# Schaltschrank Techniker Abschlussprojekt



## Peed (1 Januar 2017)

Nabend, 

erst einmal frohes neues Jahr an alle.
Ich bin Aktuell dabei einen Schaltschrank für eine Mineralwasseraufbereitung zu planen und beschäftige mich mit der Frage Kurzschlusschutz von Leitungen.
Eingespeist wird über ein Kabel mit einem Querschnitt von 35 mm² und jetzt kommt meine Frage, ich würde ganz gerne einen Abgriff direkt von den Klemmen für die Versorgung meiner Steckdose / Leuchte etc. machen. 
Ist eine Querschnittverringerung auf 2,5mm² auf kurzer Strecke erlaubt? Oder muss ich noch extra Sicherungen setzen? Denn 35 mm² ist nicht so ganz einfach in den FI zu verstauen.  
Soll/Muss ich ich NSGAFÖU Leitung verwenden? Oder reicht normale H07 Aderleitung.

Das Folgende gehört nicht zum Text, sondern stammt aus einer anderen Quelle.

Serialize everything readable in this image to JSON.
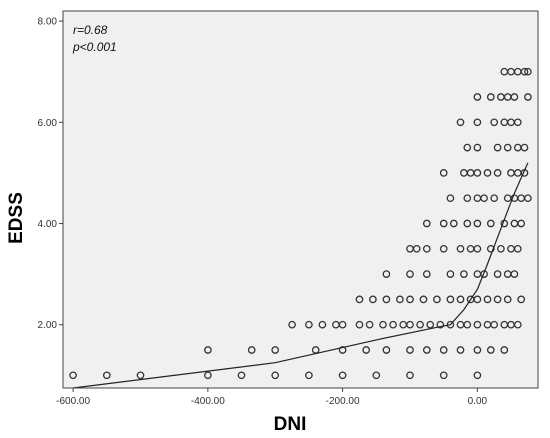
{
  "chart_data": {
    "type": "scatter",
    "xlabel": "DNI",
    "ylabel": "EDSS",
    "xlim": [
      -615,
      90
    ],
    "ylim": [
      0.75,
      8.2
    ],
    "x_ticks": [
      {
        "value": -600,
        "label": "-600.00"
      },
      {
        "value": -400,
        "label": "-400.00"
      },
      {
        "value": -200,
        "label": "-200.00"
      },
      {
        "value": 0,
        "label": "0.00"
      }
    ],
    "y_ticks": [
      {
        "value": 2,
        "label": "2.00"
      },
      {
        "value": 4,
        "label": "4.00"
      },
      {
        "value": 6,
        "label": "6.00"
      },
      {
        "value": 8,
        "label": "8.00"
      }
    ],
    "annotations": [
      "r=0.68",
      "p<0.001"
    ],
    "grid": false,
    "legend": "none",
    "colors": {
      "background": "#f0f0f0",
      "marker": "#333333",
      "line": "#222222"
    },
    "points": [
      [
        -600,
        1
      ],
      [
        -550,
        1
      ],
      [
        -500,
        1
      ],
      [
        -400,
        1
      ],
      [
        -350,
        1
      ],
      [
        -300,
        1
      ],
      [
        -250,
        1
      ],
      [
        -200,
        1
      ],
      [
        -150,
        1
      ],
      [
        -100,
        1
      ],
      [
        -50,
        1
      ],
      [
        0,
        1
      ],
      [
        -400,
        1.5
      ],
      [
        -335,
        1.5
      ],
      [
        -300,
        1.5
      ],
      [
        -240,
        1.5
      ],
      [
        -200,
        1.5
      ],
      [
        -165,
        1.5
      ],
      [
        -135,
        1.5
      ],
      [
        -100,
        1.5
      ],
      [
        -75,
        1.5
      ],
      [
        -50,
        1.5
      ],
      [
        -25,
        1.5
      ],
      [
        0,
        1.5
      ],
      [
        20,
        1.5
      ],
      [
        40,
        1.5
      ],
      [
        -275,
        2
      ],
      [
        -250,
        2
      ],
      [
        -230,
        2
      ],
      [
        -210,
        2
      ],
      [
        -200,
        2
      ],
      [
        -175,
        2
      ],
      [
        -160,
        2
      ],
      [
        -140,
        2
      ],
      [
        -125,
        2
      ],
      [
        -110,
        2
      ],
      [
        -100,
        2
      ],
      [
        -85,
        2
      ],
      [
        -70,
        2
      ],
      [
        -55,
        2
      ],
      [
        -40,
        2
      ],
      [
        -25,
        2
      ],
      [
        -15,
        2
      ],
      [
        0,
        2
      ],
      [
        15,
        2
      ],
      [
        25,
        2
      ],
      [
        40,
        2
      ],
      [
        50,
        2
      ],
      [
        60,
        2
      ],
      [
        -175,
        2.5
      ],
      [
        -155,
        2.5
      ],
      [
        -135,
        2.5
      ],
      [
        -115,
        2.5
      ],
      [
        -100,
        2.5
      ],
      [
        -80,
        2.5
      ],
      [
        -60,
        2.5
      ],
      [
        -40,
        2.5
      ],
      [
        -25,
        2.5
      ],
      [
        -10,
        2.5
      ],
      [
        0,
        2.5
      ],
      [
        15,
        2.5
      ],
      [
        30,
        2.5
      ],
      [
        45,
        2.5
      ],
      [
        65,
        2.5
      ],
      [
        -135,
        3
      ],
      [
        -100,
        3
      ],
      [
        -75,
        3
      ],
      [
        -40,
        3
      ],
      [
        -20,
        3
      ],
      [
        0,
        3
      ],
      [
        10,
        3
      ],
      [
        30,
        3
      ],
      [
        45,
        3
      ],
      [
        55,
        3
      ],
      [
        -100,
        3.5
      ],
      [
        -90,
        3.5
      ],
      [
        -75,
        3.5
      ],
      [
        -50,
        3.5
      ],
      [
        -25,
        3.5
      ],
      [
        -10,
        3.5
      ],
      [
        0,
        3.5
      ],
      [
        20,
        3.5
      ],
      [
        35,
        3.5
      ],
      [
        50,
        3.5
      ],
      [
        60,
        3.5
      ],
      [
        -75,
        4
      ],
      [
        -50,
        4
      ],
      [
        -35,
        4
      ],
      [
        -15,
        4
      ],
      [
        0,
        4
      ],
      [
        20,
        4
      ],
      [
        40,
        4
      ],
      [
        55,
        4
      ],
      [
        65,
        4
      ],
      [
        -40,
        4.5
      ],
      [
        -15,
        4.5
      ],
      [
        0,
        4.5
      ],
      [
        10,
        4.5
      ],
      [
        25,
        4.5
      ],
      [
        45,
        4.5
      ],
      [
        55,
        4.5
      ],
      [
        65,
        4.5
      ],
      [
        75,
        4.5
      ],
      [
        -50,
        5
      ],
      [
        -20,
        5
      ],
      [
        -10,
        5
      ],
      [
        0,
        5
      ],
      [
        15,
        5
      ],
      [
        30,
        5
      ],
      [
        50,
        5
      ],
      [
        60,
        5
      ],
      [
        70,
        5
      ],
      [
        -15,
        5.5
      ],
      [
        0,
        5.5
      ],
      [
        30,
        5.5
      ],
      [
        45,
        5.5
      ],
      [
        60,
        5.5
      ],
      [
        70,
        5.5
      ],
      [
        -25,
        6
      ],
      [
        0,
        6
      ],
      [
        25,
        6
      ],
      [
        40,
        6
      ],
      [
        50,
        6
      ],
      [
        60,
        6
      ],
      [
        0,
        6.5
      ],
      [
        20,
        6.5
      ],
      [
        35,
        6.5
      ],
      [
        45,
        6.5
      ],
      [
        55,
        6.5
      ],
      [
        75,
        6.5
      ],
      [
        40,
        7
      ],
      [
        50,
        7
      ],
      [
        60,
        7
      ],
      [
        70,
        7
      ],
      [
        75,
        7
      ]
    ],
    "fit_line": [
      [
        -600,
        0.75
      ],
      [
        -300,
        1.25
      ],
      [
        -150,
        1.7
      ],
      [
        -60,
        1.95
      ],
      [
        -40,
        2.0
      ],
      [
        -20,
        2.3
      ],
      [
        0,
        2.7
      ],
      [
        15,
        3.2
      ],
      [
        35,
        3.9
      ],
      [
        55,
        4.6
      ],
      [
        75,
        5.2
      ]
    ]
  }
}
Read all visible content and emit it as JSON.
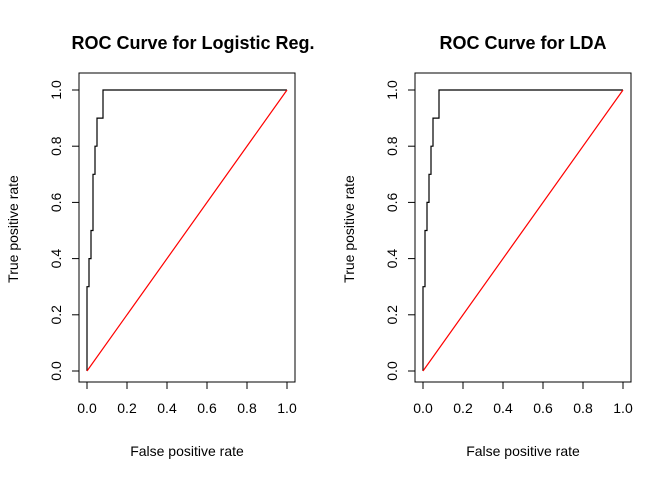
{
  "chart_data": [
    {
      "type": "line",
      "title": "ROC Curve for Logistic Reg.",
      "xlabel": "False positive rate",
      "ylabel": "True positive rate",
      "xlim": [
        0,
        1
      ],
      "ylim": [
        0,
        1
      ],
      "xticks": [
        "0.0",
        "0.2",
        "0.4",
        "0.6",
        "0.8",
        "1.0"
      ],
      "yticks": [
        "0.0",
        "0.2",
        "0.4",
        "0.6",
        "0.8",
        "1.0"
      ],
      "grid": false,
      "series": [
        {
          "color": "#000000",
          "x": [
            0.0,
            0.0,
            0.01,
            0.01,
            0.02,
            0.02,
            0.03,
            0.03,
            0.04,
            0.04,
            0.05,
            0.05,
            0.07,
            0.07,
            0.08,
            0.08,
            1.0
          ],
          "y": [
            0.0,
            0.3,
            0.3,
            0.4,
            0.4,
            0.5,
            0.5,
            0.7,
            0.7,
            0.8,
            0.8,
            0.9,
            0.9,
            0.9,
            0.9,
            1.0,
            1.0
          ]
        },
        {
          "color": "#ff0000",
          "x": [
            0,
            1
          ],
          "y": [
            0,
            1
          ]
        }
      ]
    },
    {
      "type": "line",
      "title": "ROC Curve for LDA",
      "xlabel": "False positive rate",
      "ylabel": "True positive rate",
      "xlim": [
        0,
        1
      ],
      "ylim": [
        0,
        1
      ],
      "xticks": [
        "0.0",
        "0.2",
        "0.4",
        "0.6",
        "0.8",
        "1.0"
      ],
      "yticks": [
        "0.0",
        "0.2",
        "0.4",
        "0.6",
        "0.8",
        "1.0"
      ],
      "grid": false,
      "series": [
        {
          "color": "#000000",
          "x": [
            0.0,
            0.0,
            0.01,
            0.01,
            0.02,
            0.02,
            0.03,
            0.03,
            0.04,
            0.04,
            0.05,
            0.05,
            0.06,
            0.06,
            0.08,
            0.08,
            1.0
          ],
          "y": [
            0.0,
            0.3,
            0.3,
            0.5,
            0.5,
            0.6,
            0.6,
            0.7,
            0.7,
            0.8,
            0.8,
            0.9,
            0.9,
            0.9,
            0.9,
            1.0,
            1.0
          ]
        },
        {
          "color": "#ff0000",
          "x": [
            0,
            1
          ],
          "y": [
            0,
            1
          ]
        }
      ]
    }
  ]
}
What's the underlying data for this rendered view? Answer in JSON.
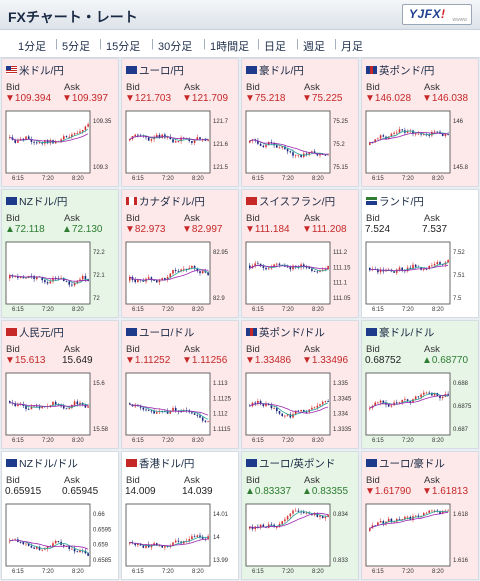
{
  "header": {
    "title": "FXチャート・レート",
    "logo_text": "YJFX!",
    "logo_sub": "wwww"
  },
  "tabs": [
    {
      "label": "1分足"
    },
    {
      "label": "5分足",
      "active": true
    },
    {
      "label": "15分足"
    },
    {
      "label": "30分足"
    },
    {
      "label": "1時間足"
    },
    {
      "label": "日足"
    },
    {
      "label": "週足"
    },
    {
      "label": "月足"
    }
  ],
  "labels": {
    "bid": "Bid",
    "ask": "Ask"
  },
  "cards": [
    {
      "name": "米ドル/円",
      "flag": "us",
      "state": "neg",
      "bid": "▼109.394",
      "ask": "▼109.397",
      "bid_dir": "down",
      "ask_dir": "down",
      "yticks": [
        "109.35",
        "109.3"
      ],
      "xticks": [
        "6:15",
        "7:20",
        "8:20"
      ]
    },
    {
      "name": "ユーロ/円",
      "flag": "eu",
      "state": "neg",
      "bid": "▼121.703",
      "ask": "▼121.709",
      "bid_dir": "down",
      "ask_dir": "down",
      "yticks": [
        "121.7",
        "121.6",
        "121.5"
      ],
      "xticks": [
        "6:15",
        "7:20",
        "8:20"
      ]
    },
    {
      "name": "豪ドル/円",
      "flag": "au",
      "state": "neg",
      "bid": "▼75.218",
      "ask": "▼75.225",
      "bid_dir": "down",
      "ask_dir": "down",
      "yticks": [
        "75.25",
        "75.2",
        "75.15"
      ],
      "xticks": [
        "6:15",
        "7:20",
        "8:20"
      ]
    },
    {
      "name": "英ポンド/円",
      "flag": "gb",
      "state": "neg",
      "bid": "▼146.028",
      "ask": "▼146.038",
      "bid_dir": "down",
      "ask_dir": "down",
      "yticks": [
        "146",
        "145.8"
      ],
      "xticks": [
        "6:15",
        "7:20",
        "8:20"
      ]
    },
    {
      "name": "NZドル/円",
      "flag": "nz",
      "state": "pos",
      "bid": "▲72.118",
      "ask": "▲72.130",
      "bid_dir": "up",
      "ask_dir": "up",
      "yticks": [
        "72.2",
        "72.1",
        "72"
      ],
      "xticks": [
        "6:15",
        "7:20",
        "8:20"
      ]
    },
    {
      "name": "カナダドル/円",
      "flag": "ca",
      "state": "neg",
      "bid": "▼82.973",
      "ask": "▼82.997",
      "bid_dir": "down",
      "ask_dir": "down",
      "yticks": [
        "82.95",
        "82.9"
      ],
      "xticks": [
        "6:15",
        "7:20",
        "8:20"
      ]
    },
    {
      "name": "スイスフラン/円",
      "flag": "ch",
      "state": "neg",
      "bid": "▼111.184",
      "ask": "▼111.208",
      "bid_dir": "down",
      "ask_dir": "down",
      "yticks": [
        "111.2",
        "111.15",
        "111.1",
        "111.05"
      ],
      "xticks": [
        "6:15",
        "7:20",
        "8:20"
      ]
    },
    {
      "name": "ランド/円",
      "flag": "za",
      "state": "neu",
      "bid": "7.524",
      "ask": "7.537",
      "bid_dir": "flat",
      "ask_dir": "flat",
      "yticks": [
        "7.52",
        "7.51",
        "7.5"
      ],
      "xticks": [
        "6:15",
        "7:20",
        "8:20"
      ]
    },
    {
      "name": "人民元/円",
      "flag": "cn",
      "state": "neg",
      "bid": "▼15.613",
      "ask": "15.649",
      "bid_dir": "down",
      "ask_dir": "flat",
      "yticks": [
        "15.6",
        "15.58"
      ],
      "xticks": [
        "6:15",
        "7:20",
        "8:20"
      ]
    },
    {
      "name": "ユーロ/ドル",
      "flag": "eu",
      "state": "neg",
      "bid": "▼1.11252",
      "ask": "▼1.11256",
      "bid_dir": "down",
      "ask_dir": "down",
      "yticks": [
        "1.113",
        "1.1125",
        "1.112",
        "1.1115"
      ],
      "xticks": [
        "6:15",
        "7:20",
        "8:20"
      ]
    },
    {
      "name": "英ポンド/ドル",
      "flag": "gb",
      "state": "neg",
      "bid": "▼1.33486",
      "ask": "▼1.33496",
      "bid_dir": "down",
      "ask_dir": "down",
      "yticks": [
        "1.335",
        "1.3345",
        "1.334",
        "1.3335"
      ],
      "xticks": [
        "6:15",
        "7:20",
        "8:20"
      ]
    },
    {
      "name": "豪ドル/ドル",
      "flag": "au",
      "state": "pos",
      "bid": "0.68752",
      "ask": "▲0.68770",
      "bid_dir": "flat",
      "ask_dir": "up",
      "yticks": [
        "0.688",
        "0.6875",
        "0.687"
      ],
      "xticks": [
        "6:15",
        "7:20",
        "8:20"
      ]
    },
    {
      "name": "NZドル/ドル",
      "flag": "nz",
      "state": "neu",
      "bid": "0.65915",
      "ask": "0.65945",
      "bid_dir": "flat",
      "ask_dir": "flat",
      "yticks": [
        "0.66",
        "0.6595",
        "0.659",
        "0.6585"
      ],
      "xticks": [
        "6:15",
        "7:20",
        "8:20"
      ]
    },
    {
      "name": "香港ドル/円",
      "flag": "hk",
      "state": "neu",
      "bid": "14.009",
      "ask": "14.039",
      "bid_dir": "flat",
      "ask_dir": "flat",
      "yticks": [
        "14.01",
        "14",
        "13.99"
      ],
      "xticks": [
        "6:15",
        "7:20",
        "8:20"
      ]
    },
    {
      "name": "ユーロ/英ポンド",
      "flag": "eu",
      "state": "pos",
      "bid": "▲0.83337",
      "ask": "▲0.83355",
      "bid_dir": "up",
      "ask_dir": "up",
      "yticks": [
        "0.834",
        "0.833"
      ],
      "xticks": [
        "6:15",
        "7:20",
        "8:20"
      ]
    },
    {
      "name": "ユーロ/豪ドル",
      "flag": "eu",
      "state": "neg",
      "bid": "▼1.61790",
      "ask": "▼1.61813",
      "bid_dir": "down",
      "ask_dir": "down",
      "yticks": [
        "1.618",
        "1.616"
      ],
      "xticks": [
        "6:15",
        "7:20",
        "8:20"
      ]
    }
  ],
  "colors": {
    "up_candle": "#d32f2f",
    "down_candle": "#1a237e",
    "ma_fast": "#26a69a",
    "ma_slow": "#9c27b0",
    "neg_bg": "#fde8ea",
    "pos_bg": "#e6f5e6"
  }
}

Ein kleiner Ausschnitt aus dem Schaltplan befindet sich im Anhang.



Vielen Dank im Voraus
LG Peed


----------



## Lipperlandstern (1 Januar 2017)

Es gibt da spezielle kurzschlussfeste Leitungen. Und ich würde den Abgriff vor dem Hauptschalter machen


----------



## Peed (1 Januar 2017)

Oh pardon, ja der Abgang wird vor dem Hauptschalter gemacht. 
Habe es mal in meinem Projekt angepasst.
Also dann auf alle Fälle kurzschlussfeste Leitung verwenden, dann werde ich das gleich morgen mal ansprechen. Habe nämlich 3 Schränke, Marke Eigenbau als Vorlage und dort wird nirgend kurzschlussfeste Leitung Verwendet. 
Jetzt muss ich mich nur mal Schlau machen bezüglich der Querschnitts.

EDIT:
Kann ich die Leitung dann ganz normal durch die vorhandenen Verdrahtungskanäle führen?


----------



## piksieben (1 Januar 2017)

Ich würde hier ein Steuertrafo 400/230Volt verwenden. Nicht immer ist ein "N" vorhanden. Und wie Lipperlandstern
schreibt, mir kurzschlussferster Leitung.


----------



## Peed (1 Januar 2017)

Was meinst du mit  "Nicht immer ist ein "N" vorhanden"?
Ich habe bereits ein Steuertrafo eingeplant jedoch hinter dem Hauptschalter.
Ein zweites extra für die Steckdose, mhhhh dann würde ich noch nach einer alternative suchen.


----------



## hucki (1 Januar 2017)

OT:

Wenn Du den Schaltplan selber zeichnest, dann schau' Dir auch den Hauptschalter noch einmal an.


----------



## Blockmove (1 Januar 2017)

Wirf auch einen Blick auf das Schaltvermögen des FI und des Automaten ...


----------



## Hesse (1 Januar 2017)

Warum nicht einen „Automat“ mit entsprechendem Schaltvermögen vor den FI, anstatt dahinter?


----------



## piksieben (2 Januar 2017)

Moin Peed,

wir bekommen vom Kunden meistens nur L1, L2, L3 und PE, (daher die Aussage mit dem "N").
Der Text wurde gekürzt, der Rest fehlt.